- Serves: 4
- Cook Time: 25 minutes
- Prep Time: 35 minutes
- Effort: easy
For the potted Stilton:
- 220 g stilton cheese
- 110 g unsalted butter, softened
- 2 tbsp dry sherry
- 1 tsp green peppercorns
For the peppered pears:
- 3 pears
- 150 ml dry sherry
- 1 tsp green peppercorns, heaped
- 1 tsp black peppercorns, heaped
- 1 tbsp caster sugar
- 4 sprigs parsley
- 4 slices bread, preferably soda
Tips and Suggestions
Use green peppercorns preserved in brine rather than dried.
1. Mash the Stilton with the butter and the sherry, until well blended.
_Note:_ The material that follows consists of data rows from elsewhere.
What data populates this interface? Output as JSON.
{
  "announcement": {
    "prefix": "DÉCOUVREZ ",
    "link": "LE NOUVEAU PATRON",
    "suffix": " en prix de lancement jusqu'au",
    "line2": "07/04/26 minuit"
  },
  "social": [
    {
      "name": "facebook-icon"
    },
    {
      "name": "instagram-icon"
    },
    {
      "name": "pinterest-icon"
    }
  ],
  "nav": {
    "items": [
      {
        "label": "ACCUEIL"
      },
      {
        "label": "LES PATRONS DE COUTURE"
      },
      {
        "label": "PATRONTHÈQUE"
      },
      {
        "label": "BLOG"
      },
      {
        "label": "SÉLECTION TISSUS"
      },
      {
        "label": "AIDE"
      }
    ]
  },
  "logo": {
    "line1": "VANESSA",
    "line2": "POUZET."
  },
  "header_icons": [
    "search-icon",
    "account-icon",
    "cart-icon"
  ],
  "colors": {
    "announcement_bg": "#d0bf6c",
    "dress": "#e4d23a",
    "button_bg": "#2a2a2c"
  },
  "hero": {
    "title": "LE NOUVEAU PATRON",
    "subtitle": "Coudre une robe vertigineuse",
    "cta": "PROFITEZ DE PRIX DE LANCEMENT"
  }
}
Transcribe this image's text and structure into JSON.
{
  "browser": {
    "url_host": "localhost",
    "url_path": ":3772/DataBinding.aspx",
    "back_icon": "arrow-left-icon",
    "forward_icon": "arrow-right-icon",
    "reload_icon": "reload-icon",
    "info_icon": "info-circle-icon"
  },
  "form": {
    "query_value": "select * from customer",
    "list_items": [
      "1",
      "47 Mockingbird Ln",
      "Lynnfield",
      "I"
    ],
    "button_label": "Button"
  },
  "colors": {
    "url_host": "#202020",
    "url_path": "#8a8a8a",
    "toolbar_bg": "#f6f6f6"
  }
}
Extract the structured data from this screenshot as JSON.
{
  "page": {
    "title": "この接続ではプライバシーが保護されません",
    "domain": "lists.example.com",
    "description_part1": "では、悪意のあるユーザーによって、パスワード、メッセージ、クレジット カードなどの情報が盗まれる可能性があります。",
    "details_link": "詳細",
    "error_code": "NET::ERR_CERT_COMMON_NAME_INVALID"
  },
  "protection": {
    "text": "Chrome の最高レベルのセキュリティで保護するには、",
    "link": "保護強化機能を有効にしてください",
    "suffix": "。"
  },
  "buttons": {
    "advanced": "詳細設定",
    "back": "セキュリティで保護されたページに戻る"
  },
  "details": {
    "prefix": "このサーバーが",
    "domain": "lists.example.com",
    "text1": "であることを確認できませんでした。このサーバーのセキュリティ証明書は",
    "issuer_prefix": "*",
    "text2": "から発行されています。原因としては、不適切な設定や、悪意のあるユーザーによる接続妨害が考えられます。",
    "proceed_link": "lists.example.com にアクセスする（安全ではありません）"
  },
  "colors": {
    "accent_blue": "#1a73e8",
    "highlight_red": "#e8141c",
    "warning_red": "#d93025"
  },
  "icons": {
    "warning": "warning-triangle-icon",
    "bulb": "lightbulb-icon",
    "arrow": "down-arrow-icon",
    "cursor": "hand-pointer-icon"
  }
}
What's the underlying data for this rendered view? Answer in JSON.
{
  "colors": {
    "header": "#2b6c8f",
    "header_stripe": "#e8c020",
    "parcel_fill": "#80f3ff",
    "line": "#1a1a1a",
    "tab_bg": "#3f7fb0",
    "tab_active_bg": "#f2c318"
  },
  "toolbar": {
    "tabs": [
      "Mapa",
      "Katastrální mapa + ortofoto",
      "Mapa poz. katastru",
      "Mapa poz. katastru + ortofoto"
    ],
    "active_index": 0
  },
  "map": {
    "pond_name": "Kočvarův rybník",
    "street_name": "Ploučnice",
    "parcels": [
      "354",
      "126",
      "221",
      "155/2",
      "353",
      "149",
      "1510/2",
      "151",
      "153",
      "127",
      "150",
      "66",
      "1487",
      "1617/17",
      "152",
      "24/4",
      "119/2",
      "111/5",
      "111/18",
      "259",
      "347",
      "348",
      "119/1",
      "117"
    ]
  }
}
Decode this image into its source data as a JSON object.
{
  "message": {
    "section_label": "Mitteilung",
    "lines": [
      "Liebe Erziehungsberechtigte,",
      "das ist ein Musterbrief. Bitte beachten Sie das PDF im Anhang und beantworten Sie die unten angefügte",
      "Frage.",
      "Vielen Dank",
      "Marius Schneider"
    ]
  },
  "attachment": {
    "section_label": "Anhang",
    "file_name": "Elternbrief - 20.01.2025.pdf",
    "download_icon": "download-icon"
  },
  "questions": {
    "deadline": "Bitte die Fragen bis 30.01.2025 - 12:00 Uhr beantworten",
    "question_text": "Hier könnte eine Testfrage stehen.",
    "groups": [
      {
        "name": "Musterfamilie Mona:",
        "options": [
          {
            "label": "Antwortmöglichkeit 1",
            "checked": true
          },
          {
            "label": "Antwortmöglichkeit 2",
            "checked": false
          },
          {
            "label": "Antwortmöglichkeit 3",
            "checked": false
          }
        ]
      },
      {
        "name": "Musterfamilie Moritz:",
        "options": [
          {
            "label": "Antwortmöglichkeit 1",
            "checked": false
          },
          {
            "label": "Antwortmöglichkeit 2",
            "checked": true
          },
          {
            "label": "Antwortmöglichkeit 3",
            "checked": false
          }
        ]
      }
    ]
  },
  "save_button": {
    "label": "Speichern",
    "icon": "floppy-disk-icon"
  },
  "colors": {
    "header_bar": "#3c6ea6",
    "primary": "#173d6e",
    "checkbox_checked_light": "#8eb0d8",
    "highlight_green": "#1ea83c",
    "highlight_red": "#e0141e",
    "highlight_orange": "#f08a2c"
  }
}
2. Pack into a small bowl and make a criss-cross pattern on the top with a fork. Dot with green peppercorns, then chill until set.
3. For the peppered pears, begin by peeling, halving and coring the pears, leaving the stalks on wherever possible. Place quickly in a pan with the sherry, and water to cover. Add the green and black peppercorns and the sugar. Bring up to the boil, then reduce the heat and poach the pears until they are tender. A knife should slip effortlessly into the flesh.
4. Remove the pears from the pan with a slotted spoon, and transfer to a shallow dish. Boil the liquid left in the pan until reduced to about 6 or 7 tablespoons. Pour over the pears and leave to cool.
5. To serve, slice each pear half thinly along its length, without cutting right through to the stalk end. Fan out one half on each plate, and pour a tablespoon of the reduced cooking juices over it, together with a few peppercorns. Add a wedge of the potted Stilton and a sprig of parsley. Serve with soda bread.